É por conta dessa Vontade caótica que nós nos contorcemos buscando a felicidade e, no final, o máximo que nós conseguimos é obter alguma satisfação. Isso na melhor das circunstâncias, pois o normal mesmo é alcançarmos o sofrimento, a angústia, a dor e o pesar.
Lendo Schopenhauer, fica nítido que para o filósofo a felicidade é inútil. Entretanto, como a maioria das afirmações filosóficas que ganham fama, ela é mal interpretada.

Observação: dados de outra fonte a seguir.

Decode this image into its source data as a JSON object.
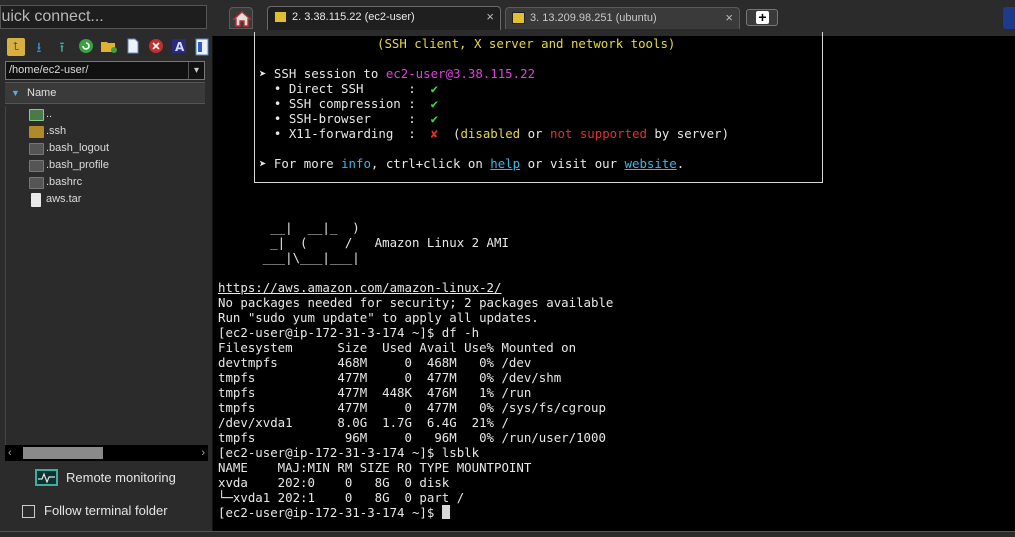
{
  "quick_connect": {
    "placeholder": "Quick connect..."
  },
  "tabs": [
    {
      "label": "2. 3.38.115.22 (ec2-user)",
      "close": "×",
      "active": true
    },
    {
      "label": "3. 13.209.98.251 (ubuntu)",
      "close": "×",
      "active": false
    }
  ],
  "new_tab_label": "+",
  "sidebar": {
    "path": "/home/ec2-user/",
    "path_dropdown": "▾",
    "column_header": "Name",
    "files": [
      {
        "name": "..",
        "icon": "parent-folder-icon"
      },
      {
        "name": ".ssh",
        "icon": "folder-icon"
      },
      {
        "name": ".bash_logout",
        "icon": "file-icon"
      },
      {
        "name": ".bash_profile",
        "icon": "file-icon"
      },
      {
        "name": ".bashrc",
        "icon": "file-icon"
      },
      {
        "name": "aws.tar",
        "icon": "archive-icon"
      }
    ],
    "remote_monitoring": "Remote monitoring",
    "follow_terminal_folder": "Follow terminal folder",
    "follow_checked": false
  },
  "terminal": {
    "banner": {
      "tools_line": "(SSH client, X server and network tools)",
      "session_prefix": "➤ SSH session to ",
      "session_target": "ec2-user@3.38.115.22",
      "features": [
        {
          "label": "• Direct SSH      :",
          "status": "✔",
          "ok": true
        },
        {
          "label": "• SSH compression :",
          "status": "✔",
          "ok": true
        },
        {
          "label": "• SSH-browser     :",
          "status": "✔",
          "ok": true
        },
        {
          "label": "• X11-forwarding  :",
          "status": "✘",
          "ok": false
        }
      ],
      "x11_note": {
        "open": "(",
        "disabled": "disabled",
        "or": " or ",
        "not_supported": "not supported",
        "tail": " by server)"
      },
      "more_info": {
        "prefix": "➤ For more ",
        "info": "info",
        "mid": ", ctrl+click on ",
        "help": "help",
        "mid2": " or visit our ",
        "website": "website",
        "end": "."
      }
    },
    "ascii_logo": [
      "       __|  __|_  )",
      "       _|  (     /   Amazon Linux 2 AMI",
      "      ___|\\___|___|"
    ],
    "lines": [
      "https://aws.amazon.com/amazon-linux-2/",
      "No packages needed for security; 2 packages available",
      "Run \"sudo yum update\" to apply all updates.",
      "[ec2-user@ip-172-31-3-174 ~]$ df -h",
      "Filesystem      Size  Used Avail Use% Mounted on",
      "devtmpfs        468M     0  468M   0% /dev",
      "tmpfs           477M     0  477M   0% /dev/shm",
      "tmpfs           477M  448K  476M   1% /run",
      "tmpfs           477M     0  477M   0% /sys/fs/cgroup",
      "/dev/xvda1      8.0G  1.7G  6.4G  21% /",
      "tmpfs            96M     0   96M   0% /run/user/1000",
      "[ec2-user@ip-172-31-3-174 ~]$ lsblk",
      "NAME    MAJ:MIN RM SIZE RO TYPE MOUNTPOINT",
      "xvda    202:0    0   8G  0 disk",
      "└─xvda1 202:1    0   8G  0 part /",
      "[ec2-user@ip-172-31-3-174 ~]$ "
    ]
  },
  "colors": {
    "accent_yellow": "#e8d840",
    "session_magenta": "#e040e0",
    "ok_green": "#3ad83a",
    "fail_red": "#e03030",
    "link_cyan": "#3ab8e8"
  }
}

Compreenda então que a Felicidade é a interrupção temporária da dor, criando uma ilusão de segurança e entusiasmo. Todavia, esse prazer é algo momentâneo, pois não existe felicidade duradoura. Assim sendo, toda a Felicidade é o ponto de partida da dor e do sofrimento e, portanto, viver é sofrer.
Essa visão é muitas vezes comparada com algumas ideias do estoicismo, entretanto as semelhanças e as diferenças tornam essa comparação bastante complicada.
A superação estética
Bom, mas nem tudo está fadado à tristeza e à danação. Na perspectiva de Schopenhauer, há uma saída bastante óbvia dessa condição infeliz, caracterizada como a “não existência”. O que pode ser encarado de maneira menos radical como uma privação da satisfação, ou melhor dizendo, uma lapidação da maneira que vivemos.
A coisa toda é baseada em uma experiência de vida estética, onde o indivíduo deve contemplar o mundo e buscar alívio para suas mazelas na música e nas artes. Somente assim será possível perceber que existe uma ilusão à nossa volta.
Portanto, através da estética é possível entender que a separação entre a Vontade do cosmos e a nossa vontade não passa de ludibrio, pois, nossas vontades individuais e a Vontade cósmica são uma única coisa.
Embora Arthur Schopenhauer seja um filósofo bem conhecido no mundo, suas ideias foram vastamente ignoradas pelos seus contemporâneos. Muito disso se deve ao brilhantismo e à aceitação de Hegel, que acabara por ofuscar seu compatriota.
Ademais, seu estilo de vida peculiar, somado aos temas impopulares, a misantropia e ao ar pessimista de seu discurso fizeram dele a ovelha negra da Filosofia.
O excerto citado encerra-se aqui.